As a bonus, there were two films in the program which I saw when they screened at SIFF earlier in the year.

* The Circle is another of those films which I’m not sure is entirely successful, blending as it does documentary footage and re-enactment. However, it tells an important story about early queer activism via a 1950s gay rights organization in Zurich, and the present day interview footage of a couple who met through the group is utterly charming.

* And speaking of charming, The Way He Looks charmed my socks right off. It’s a Brazilian coming-of-age movie about Leonardo, a blind teenager who is trying to navigate his relationships with his overprotective family and his best friend as he’s yearning for a bit more freedom. This all gets more challenging when a new student joins their class. I’m always all in for a good boy-girl friendship, plus the honest portrayal of how a new relationship, no matter how great it is, can be painful for the one suddenly on the outside. As we saw above. It’s a theme.

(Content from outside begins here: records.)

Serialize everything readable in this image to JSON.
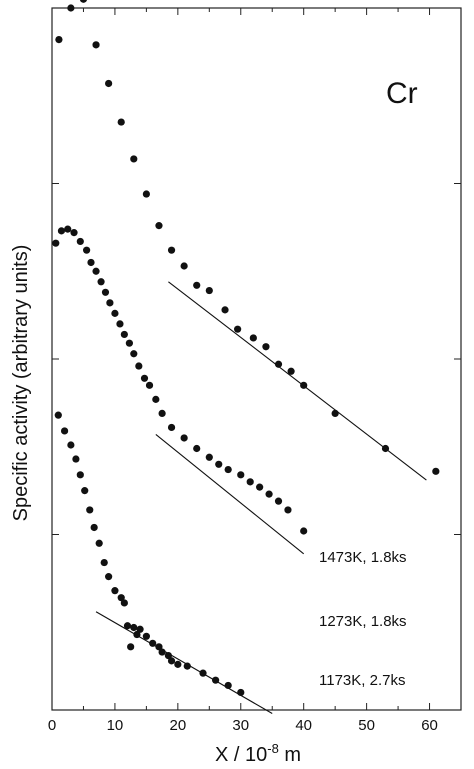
{
  "chart_data": {
    "type": "scatter",
    "panel_label": "Cr",
    "xlabel": "X / 10",
    "xlabel_exponent": "-8",
    "xlabel_unit": " m",
    "ylabel": "Specific activity (arbitrary units)",
    "y_scale": "log",
    "xlim": [
      0,
      65
    ],
    "ylim": [
      -4,
      0
    ],
    "x_ticks": [
      0,
      10,
      20,
      30,
      40,
      50,
      60
    ],
    "y_ticks": [
      -4,
      -3,
      -2,
      -1,
      0
    ],
    "series": [
      {
        "name": "1473K, 1.8ks",
        "points": [
          [
            1.1,
            -0.18
          ],
          [
            3.0,
            0.0
          ],
          [
            5.0,
            0.05
          ],
          [
            7.0,
            -0.21
          ],
          [
            9.0,
            -0.43
          ],
          [
            11.0,
            -0.65
          ],
          [
            13.0,
            -0.86
          ],
          [
            15.0,
            -1.06
          ],
          [
            17.0,
            -1.24
          ],
          [
            19.0,
            -1.38
          ],
          [
            21.0,
            -1.47
          ],
          [
            23.0,
            -1.58
          ],
          [
            25.0,
            -1.61
          ],
          [
            27.5,
            -1.72
          ],
          [
            29.5,
            -1.83
          ],
          [
            32.0,
            -1.88
          ],
          [
            34.0,
            -1.93
          ],
          [
            36.0,
            -2.03
          ],
          [
            38.0,
            -2.07
          ],
          [
            40.0,
            -2.15
          ],
          [
            45.0,
            -2.31
          ],
          [
            53.0,
            -2.51
          ],
          [
            61.0,
            -2.64
          ]
        ],
        "fit": [
          [
            18.5,
            -1.56
          ],
          [
            59.5,
            -2.69
          ]
        ]
      },
      {
        "name": "1273K, 1.8ks",
        "points": [
          [
            0.6,
            -1.34
          ],
          [
            1.5,
            -1.27
          ],
          [
            2.5,
            -1.26
          ],
          [
            3.5,
            -1.28
          ],
          [
            4.5,
            -1.33
          ],
          [
            5.5,
            -1.38
          ],
          [
            6.2,
            -1.45
          ],
          [
            7.0,
            -1.5
          ],
          [
            7.8,
            -1.56
          ],
          [
            8.5,
            -1.62
          ],
          [
            9.2,
            -1.68
          ],
          [
            10.0,
            -1.74
          ],
          [
            10.8,
            -1.8
          ],
          [
            11.5,
            -1.86
          ],
          [
            12.3,
            -1.91
          ],
          [
            13.0,
            -1.97
          ],
          [
            13.8,
            -2.04
          ],
          [
            14.7,
            -2.11
          ],
          [
            15.5,
            -2.15
          ],
          [
            16.5,
            -2.23
          ],
          [
            17.5,
            -2.31
          ],
          [
            19.0,
            -2.39
          ],
          [
            21.0,
            -2.45
          ],
          [
            23.0,
            -2.51
          ],
          [
            25.0,
            -2.56
          ],
          [
            26.5,
            -2.6
          ],
          [
            28.0,
            -2.63
          ],
          [
            30.0,
            -2.66
          ],
          [
            31.5,
            -2.7
          ],
          [
            33.0,
            -2.73
          ],
          [
            34.5,
            -2.77
          ],
          [
            36.0,
            -2.81
          ],
          [
            37.5,
            -2.86
          ],
          [
            40.0,
            -2.98
          ]
        ],
        "fit": [
          [
            16.5,
            -2.43
          ],
          [
            40.0,
            -3.11
          ]
        ]
      },
      {
        "name": "1173K, 2.7ks",
        "points": [
          [
            1.0,
            -2.32
          ],
          [
            2.0,
            -2.41
          ],
          [
            3.0,
            -2.49
          ],
          [
            3.8,
            -2.57
          ],
          [
            4.5,
            -2.66
          ],
          [
            5.2,
            -2.75
          ],
          [
            6.0,
            -2.86
          ],
          [
            6.7,
            -2.96
          ],
          [
            7.5,
            -3.05
          ],
          [
            8.3,
            -3.16
          ],
          [
            9.0,
            -3.24
          ],
          [
            10.0,
            -3.32
          ],
          [
            11.0,
            -3.36
          ],
          [
            11.5,
            -3.39
          ],
          [
            12.0,
            -3.52
          ],
          [
            12.5,
            -3.64
          ],
          [
            13.0,
            -3.53
          ],
          [
            13.5,
            -3.57
          ],
          [
            14.0,
            -3.54
          ],
          [
            15.0,
            -3.58
          ],
          [
            16.0,
            -3.62
          ],
          [
            17.0,
            -3.64
          ],
          [
            17.5,
            -3.67
          ],
          [
            18.5,
            -3.69
          ],
          [
            19.0,
            -3.72
          ],
          [
            20.0,
            -3.74
          ],
          [
            21.5,
            -3.75
          ],
          [
            24.0,
            -3.79
          ],
          [
            26.0,
            -3.83
          ],
          [
            28.0,
            -3.86
          ],
          [
            30.0,
            -3.9
          ]
        ],
        "fit": [
          [
            7.0,
            -3.44
          ],
          [
            35.0,
            -4.02
          ]
        ]
      }
    ]
  }
}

While I’m at it, here are the other queer films I’ve loved this year that I can remember at the moment: Lilting (a quietly beautiful cross-culture film about grief, a new sort of coming out story in the vein of Undertow), The Skeleton Twins (obviously), Love Is Strange, and the Swedish miniseries Never Wipe Tears Without Gloves. Lotsa boy movies. That’s just the way it is, unfortunately. The closest thing to a girl movie is probably Obvious Child, but I definitely recommend that too.